L'intersection croissante de militarisation des sphères civiles et des gamification La nature de la guerre soulève de profondes questions culturelles, philosophiques et éthiques qui dépassent la simple efficacité militaire. Ces tendances transforment non seulement la manière dont les guerres sont menées, mais aussi la façon dont elles sont perçues, justifiées et vécues, tant par les combattants que par la société dans son ensemble.

Doctrines de la guerre hybride, de la guerre sans restriction et du multidomaine

Le terme « doctrine Gerasimov » est apparu dans les analyses occidentales pour décrire une nouvelle approche russe de la guerre, attribuée au chef d'état-major des armées russes, le général Gerasimov. Bien que son statut de doctrine formelle soit vivement contesté, les idées associées à Gerasimov reflètent des éléments clés de la pensée militaire russe contemporaine sur la guerre hybride ou « non linéaire ». Le fondement conceptuel de cette doctrine repose sur l'estompement des frontières entre guerre et paix, une importance accrue accordée à l'utilisation de moyens non militaires (politiques, économiques, informationnels, humanitaires) susceptibles de surpasser l'action militaire directe, et la nécessité de contrôler l'espace informationnel et de coordonner en temps réel tous les aspects d'une campagne. Cette vision intègre les actions militaires clandestines, le recours aux forces spéciales et aux supplétifs, ainsi que les opérations d'information, dans le but de déstabiliser l'adversaire de l'intérieur et d'affaiblir ses capacités militaires et économiques. Elle s'inscrit dans une stratégie plus large de « défense active », qui comprend des mesures préventives et la capacité d'infliger des dommages pour maintenir l'initiative stratégique.
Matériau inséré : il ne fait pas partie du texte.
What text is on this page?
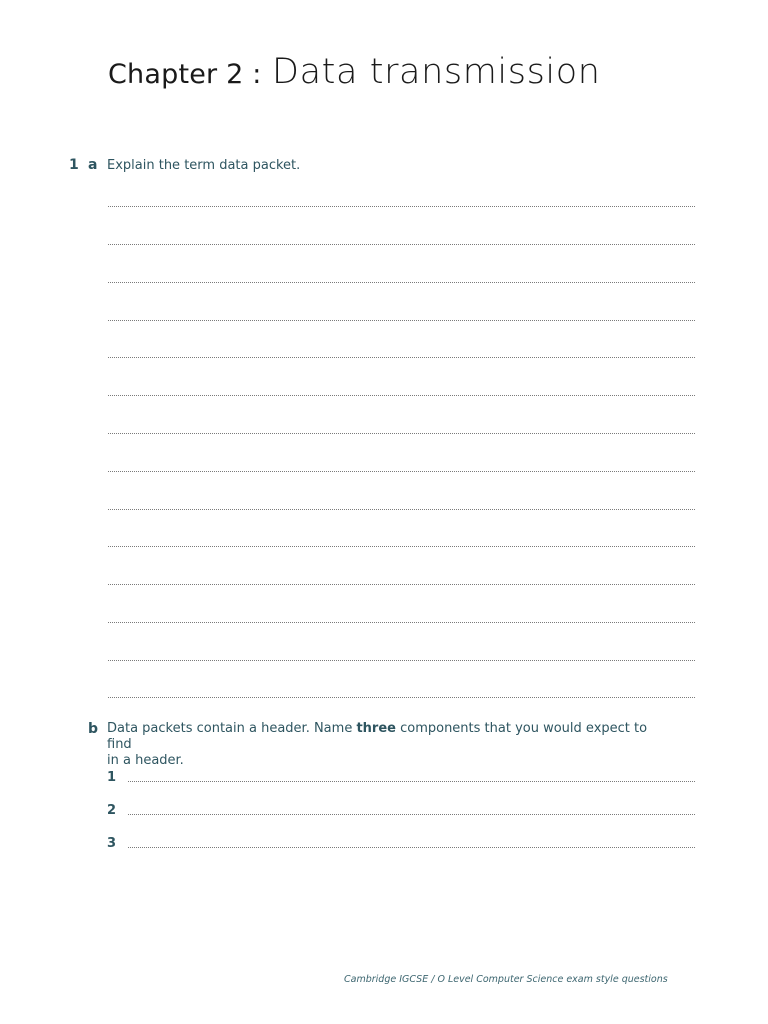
Chapter 2 : Data transmission
1 a Explain the term data packet.
b Data packets contain a header. Name three components that you would expect to find
in a header.
1
2
3
Cambridge IGCSE / O Level Computer Science exam style questions
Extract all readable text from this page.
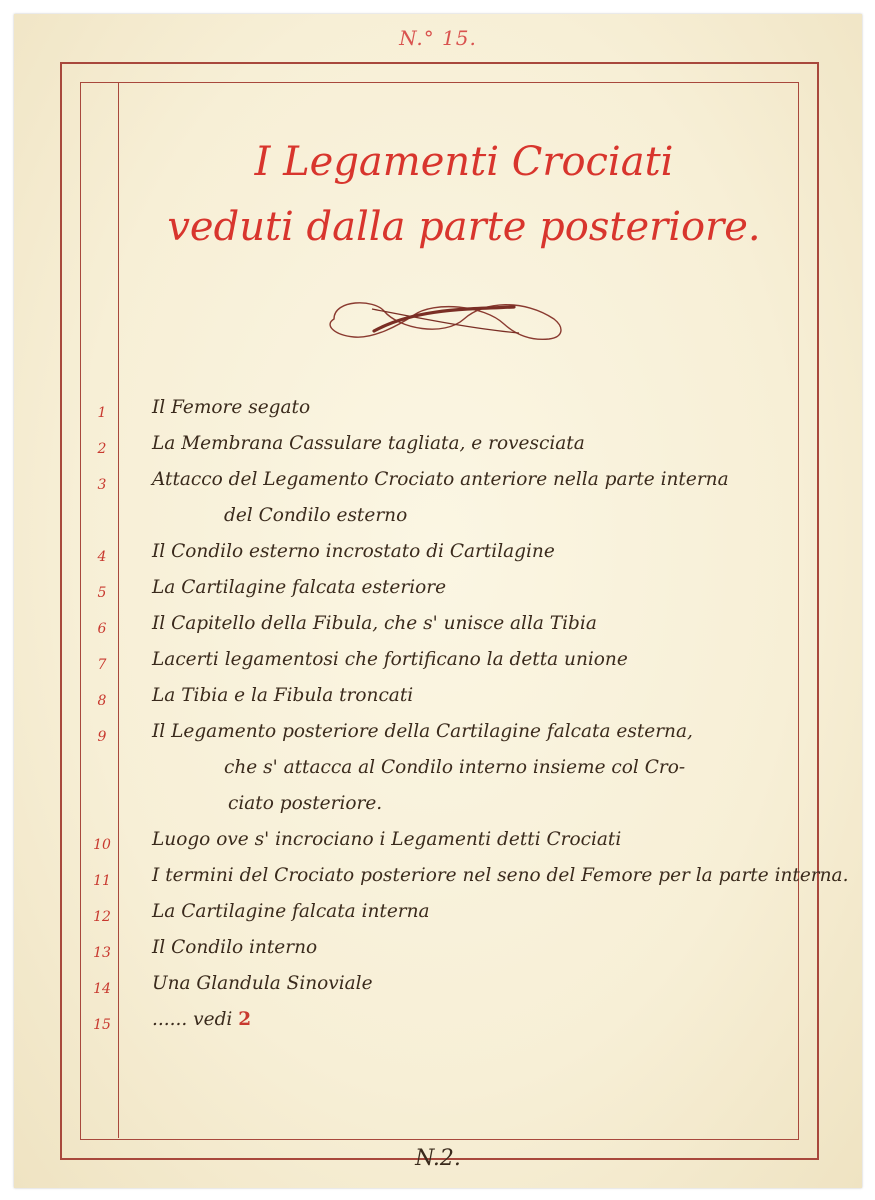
N.° 15.
I Legamenti Crociati
veduti dalla parte posteriore.
1	Il Femore segato
2	La Membrana Cassulare tagliata, e rovesciata
3	Attacco del Legamento Crociato anteriore nella parte interna
del Condilo esterno
4	Il Condilo esterno incrostato di Cartilagine
5	La Cartilagine falcata esteriore
6	Il Capitello della Fibula, che s' unisce alla Tibia
7	Lacerti legamentosi che fortificano la detta unione
8	La Tibia e la Fibula troncati
9	Il Legamento posteriore della Cartilagine falcata esterna,
che s' attacca al Condilo interno insieme col Cro-
ciato posteriore.
10	Luogo ove s' incrociano i Legamenti detti Crociati
11	I termini del Crociato posteriore nel seno del Femore per la parte interna.
12	La Cartilagine falcata interna
13	Il Condilo interno
14	Una Glandula Sinoviale
15	...... vedi 2
N.2.
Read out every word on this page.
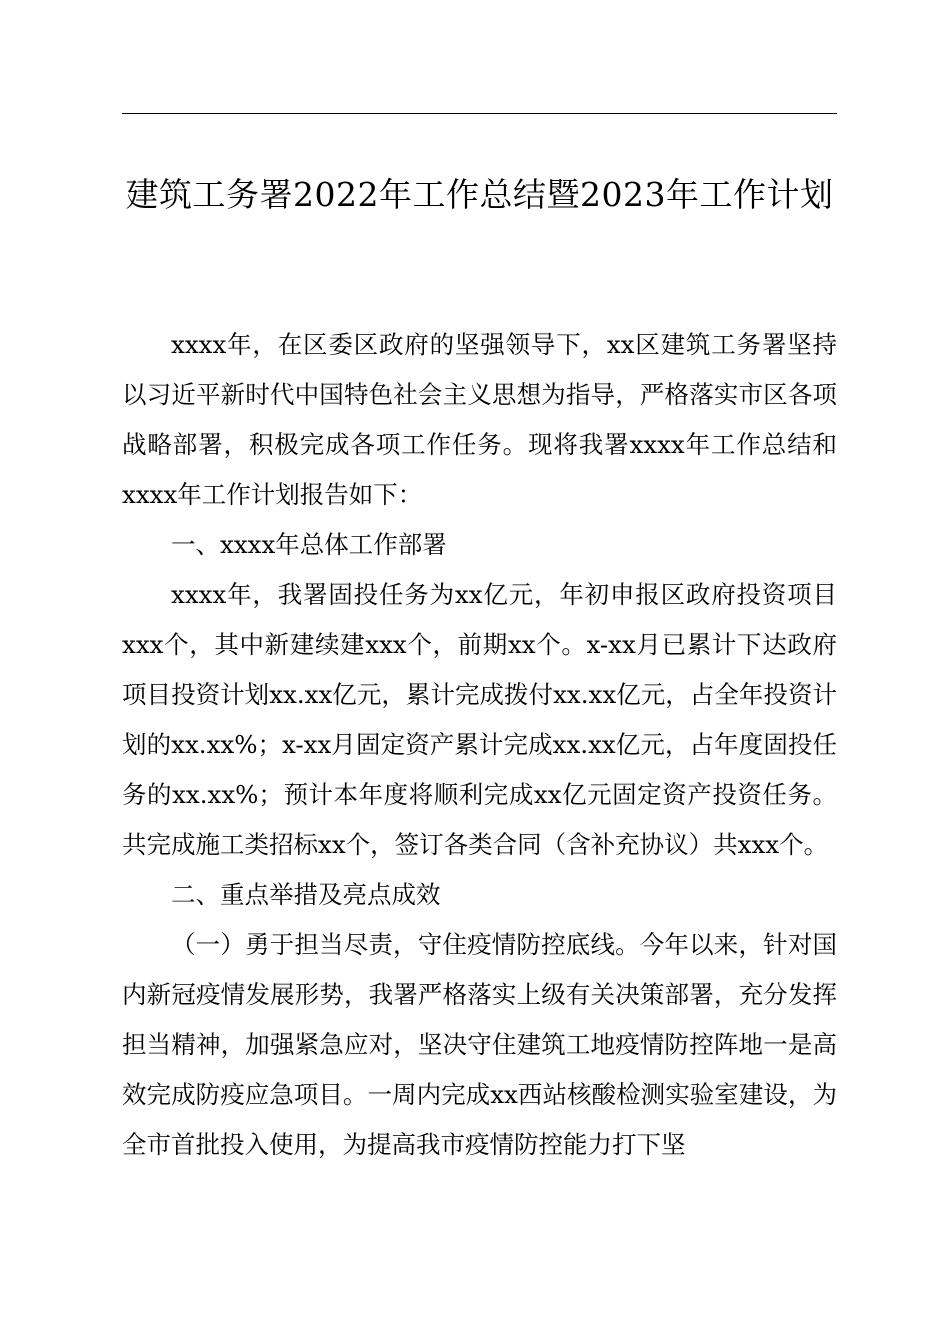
建筑工务署2022年工作总结暨2023年工作计划

xxxx年，在区委区政府的坚强领导下，xx区建筑工务署坚持以习近平新时代中国特色社会主义思想为指导，严格落实市区各项战略部署，积极完成各项工作任务。现将我署xxxx年工作总结和xxxx年工作计划报告如下：

一、xxxx年总体工作部署

xxxx年，我署固投任务为xx亿元，年初申报区政府投资项目xxx个，其中新建续建xxx个，前期xx个。x-xx月已累计下达政府项目投资计划xx.xx亿元，累计完成拨付xx.xx亿元，占全年投资计划的xx.xx%；x-xx月固定资产累计完成xx.xx亿元，占年度固投任务的xx.xx%；预计本年度将顺利完成xx亿元固定资产投资任务。共完成施工类招标xx个，签订各类合同（含补充协议）共xxx个。

二、重点举措及亮点成效

（一）勇于担当尽责，守住疫情防控底线。今年以来，针对国内新冠疫情发展形势，我署严格落实上级有关决策部署，充分发挥担当精神，加强紧急应对，坚决守住建筑工地疫情防控阵地一是高效完成防疫应急项目。一周内完成xx西站核酸检测实验室建设，为全市首批投入使用，为提高我市疫情防控能力打下坚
Gerasimov lui-même a souligné que la force militaire demeure décisive ; cependant, la diversité des opérations menées dans de multiples domaines élargit considérablement le spectre de la guerre. La guerre en Ukraine en est un exemple frappant : la Russie y a utilisé des tactiques hybrides combinant désinformation, pressions économiques, soutien aux séparatistes, cyberattaques et déploiement clandestin de forces (les « petits hommes verts ») lors de l’annexion de la Crimée en 2014 et du conflit qui a suivi dans le Donbass. Ainsi, l’invasion à grande échelle de l’Ukraine en 2022 n’a pas constitué une rupture doctrinale, mais plutôt la continuation d’un conflit ayant évolué vers une phase plus conventionnelle, privilégiant l’usage de la force. Pour autant, la Russie a continué d’employer des outils non militaires, tels qu’un contrôle strict de l’information intérieure (censure, lois contre les « fausses nouvelles »), la propagande et le recours aux technologies de guerre électronique et de désinformation ciblant les soldats ukrainiens. 

La notion de militarisation Il s'agit de l'utilisation stratégique de tout outil : information, économie, culture, technologie, interdépendances sociales, et même objets du quotidien, comme instrument de coercition ou de conflit, brouillant ainsi les frontières traditionnelles entre civil et militaire. 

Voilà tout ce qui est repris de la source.